Trifonov finds the heart in Bach’s The Art of Fugue

United StatesUnited States Bach, The Art of Fugue: Daniil Trifonov (piano), presented virtually by Aspen Music Festival, streaming from Connecticut, 19.7.2020. (HS)

Daniil Trifonov (piano)

Pianist Daniil Trifonov does not shy away from big challenges. For his recital at last summer’s Aspen Music Festival he strung together piano works representing each decade of the twentieth century into a marathon exploration of modern classical pianism. For the festival’s virtual concert Sunday, streamed from Trifonov’s home in Connecticut, the Russian-born pianist tackled The Art of Fugue, which J. S. Bach left unfinished at his death in 1750. Over a 10-year period, history’s greatest counterpoint composer spun a singular strand of melodic material into an hour-long tapestry that summed up everything he knew about the fugue.

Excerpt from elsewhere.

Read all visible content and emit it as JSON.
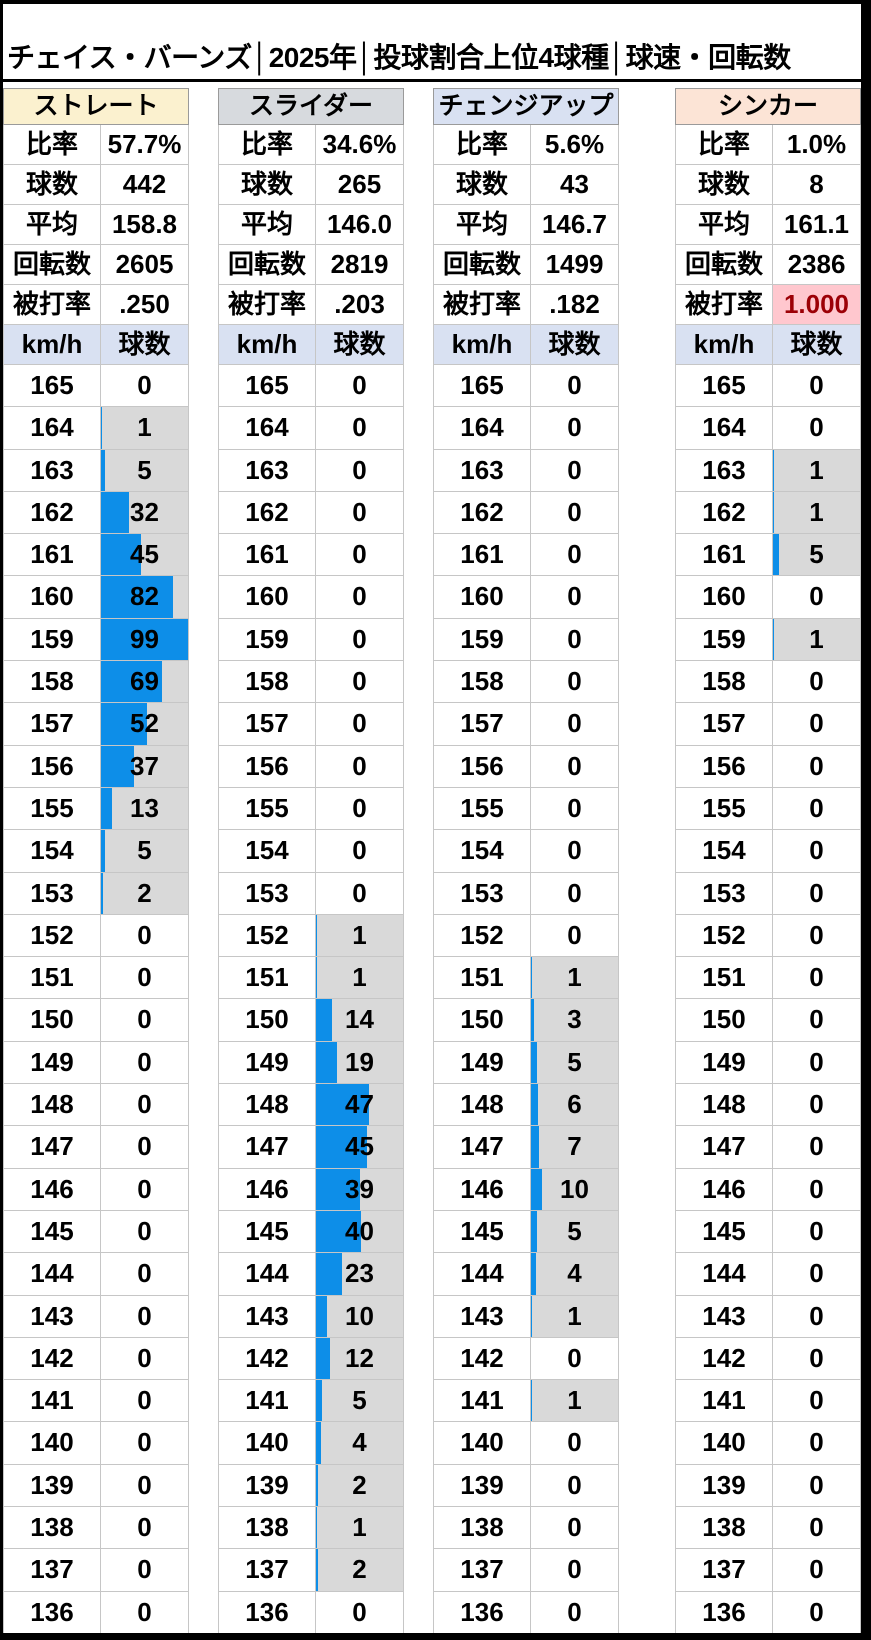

Finding the piece’s depths poses quite a test for a pianist who has not yet reached his 30th birthday. Trifonov not only prevailed but put his own stamp on the music. He focused on bringing out its lyrical soul without compromising the necessary rhythmic pulse or the Baroque fugue’s strict architecture. He also offered a completion of Bach’s work by writing his own ending for the finale, and it’s a good one.

This performance omitted the four canons, which can provide breathers between groups of related fugues. If this raised the level of difficulty, Trifonov found ways to achieve variety.

At his Fazioli grand piano, set up in a corner of his living room before a backdrop of white Venetian blinds, Trifonov applied a tenderness and sweetness to the first four fugues, even introducing some gentle rubato to allow phrases to breathe. The fourth picked up the pace with a soft lilt balanced against crisp attacks as phrases emerged from the counterpoint, and the fifth settled into an introspective quiet.

The sixth, ‘In a French Style’, stepped out boldly with stentorian octaves, kept to a steady tempo and introduced some pedal to produce bigger sounds. Even as the key stayed in D minor, Trifonov found colors for the succeeding fugues – lively and bright in the ninth, melancholy in the tenth, building from a quiet hush to a plateau of richness in number 11.

In the next two, the contrasts felt like turning a corner from a slow, dreamy 12th to dancing in the sunlight with the triplets of the 13th. Actually, these are two fugues each, as Bach turns the material of each fugue upside down for a second go. With tempo and touch, using pedal judiciously, the pianist conjured different emotional effects with each one.

In the extensive, final triple fugue Bach went against expectations by aiming for quiet contemplation rather than revving up for a big finish. It goes on for longer than most of the other fugues, even though Bach left it unfinished at the point where it introduces a new figure, a four-note sequence that spells out ‘B-A-C-H’.

Several composers have taken a shot at writing a finish, often picking up the figure and running with it in their own styles. Trifonov, a composer in his own right, opted to stick to Bach’s rules of fugue writing. His finish is not at all showy. It summons a kind of serene beauty, and lets the music unfold gently until it reaches a sigh of a finish.